Der Klimawandel bietet eine ganze Menge Chancen. Soziale, kulturelle, ökologische und ganz besonders auch ökonomische. Weniger euphorisch könnte man hinzufügen, dass es sich auch um Chancen zur Vermeidung von Kosten, Kriegen, Arbeitslosen usw. handelt. Aber das sind nun mal die Chancen, die es im 21. Jahrhundert zu nutzen gilt.

Eine Energiewende und damit die Verminderung des CO2-Ausstoßes ist keine Last, sondern eine zivilisatorische Selbstverständlichkeit. Und wenn zum Beispiel Europa eine poplige Modernisierung nicht als "einseitige Belastung" ihrer Industrie definierte und dann loslegte, ohne das Ganze allzu durchsichtig als reine CleanTech-Exportinitiative anzulegen- ja, warum denn nicht? Doch auch Grundlage dafür ist ein neues Denken.

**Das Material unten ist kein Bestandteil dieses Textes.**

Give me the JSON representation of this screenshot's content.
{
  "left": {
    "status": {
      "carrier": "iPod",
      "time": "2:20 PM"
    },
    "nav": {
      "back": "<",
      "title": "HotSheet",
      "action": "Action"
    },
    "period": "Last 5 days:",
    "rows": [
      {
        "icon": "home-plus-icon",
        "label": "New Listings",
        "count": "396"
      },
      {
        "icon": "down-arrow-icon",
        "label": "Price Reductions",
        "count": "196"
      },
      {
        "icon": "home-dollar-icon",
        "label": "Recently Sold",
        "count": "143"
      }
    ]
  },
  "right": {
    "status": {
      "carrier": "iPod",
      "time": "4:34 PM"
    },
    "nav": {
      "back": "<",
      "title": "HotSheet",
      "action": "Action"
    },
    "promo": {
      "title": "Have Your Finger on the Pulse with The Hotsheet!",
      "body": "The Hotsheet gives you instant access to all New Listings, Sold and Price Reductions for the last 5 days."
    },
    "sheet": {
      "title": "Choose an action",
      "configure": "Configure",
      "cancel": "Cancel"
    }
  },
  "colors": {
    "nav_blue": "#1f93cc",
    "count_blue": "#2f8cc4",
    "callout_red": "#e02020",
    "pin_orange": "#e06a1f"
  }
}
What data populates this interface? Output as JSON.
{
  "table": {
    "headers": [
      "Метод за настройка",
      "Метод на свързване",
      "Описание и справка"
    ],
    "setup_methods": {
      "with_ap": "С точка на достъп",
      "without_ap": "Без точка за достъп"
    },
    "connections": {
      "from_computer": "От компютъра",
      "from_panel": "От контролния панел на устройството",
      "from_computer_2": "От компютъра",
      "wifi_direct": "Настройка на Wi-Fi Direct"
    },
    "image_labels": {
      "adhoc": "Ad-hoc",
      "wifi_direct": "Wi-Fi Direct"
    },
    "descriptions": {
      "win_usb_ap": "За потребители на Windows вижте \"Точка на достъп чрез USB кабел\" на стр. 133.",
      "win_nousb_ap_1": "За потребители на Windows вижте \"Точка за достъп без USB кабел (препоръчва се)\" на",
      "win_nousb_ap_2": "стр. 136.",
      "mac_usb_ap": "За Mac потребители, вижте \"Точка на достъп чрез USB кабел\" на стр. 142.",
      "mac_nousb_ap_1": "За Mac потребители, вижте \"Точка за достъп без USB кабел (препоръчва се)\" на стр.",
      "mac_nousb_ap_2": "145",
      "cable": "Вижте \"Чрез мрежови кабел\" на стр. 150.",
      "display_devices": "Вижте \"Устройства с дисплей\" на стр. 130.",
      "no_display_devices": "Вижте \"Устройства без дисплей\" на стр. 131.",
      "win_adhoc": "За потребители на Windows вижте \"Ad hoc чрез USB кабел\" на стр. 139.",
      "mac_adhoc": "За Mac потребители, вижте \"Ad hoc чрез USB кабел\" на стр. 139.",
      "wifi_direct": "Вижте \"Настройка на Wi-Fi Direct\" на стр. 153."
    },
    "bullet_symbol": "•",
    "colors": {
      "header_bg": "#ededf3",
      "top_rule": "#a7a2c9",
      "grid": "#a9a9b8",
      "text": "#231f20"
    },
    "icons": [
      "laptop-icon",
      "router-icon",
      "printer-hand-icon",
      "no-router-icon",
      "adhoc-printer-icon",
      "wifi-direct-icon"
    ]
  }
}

Wenn es einen großen Erfolg von Kopenhagen gibt, dann besteht er in den Fortschritten außerhalb der Verhandlungssäle. Mein Mitkolumnist Claus Leggewie hat darauf hingewiesen, dass sich in diesen Tagen das Weltbürgertum vor Ort und virtuell als wirklicher Akteur konstituiert habe, der sich seiner Macht allmählich bewusst werde. Bei tcktcktck.org etwa hatten sich gestern Nachmittag in dieser Sache knapp 13 Millionen Weltbürger zusammengetan. Ich bin einer von ihnen.

Und du bist es doch auch.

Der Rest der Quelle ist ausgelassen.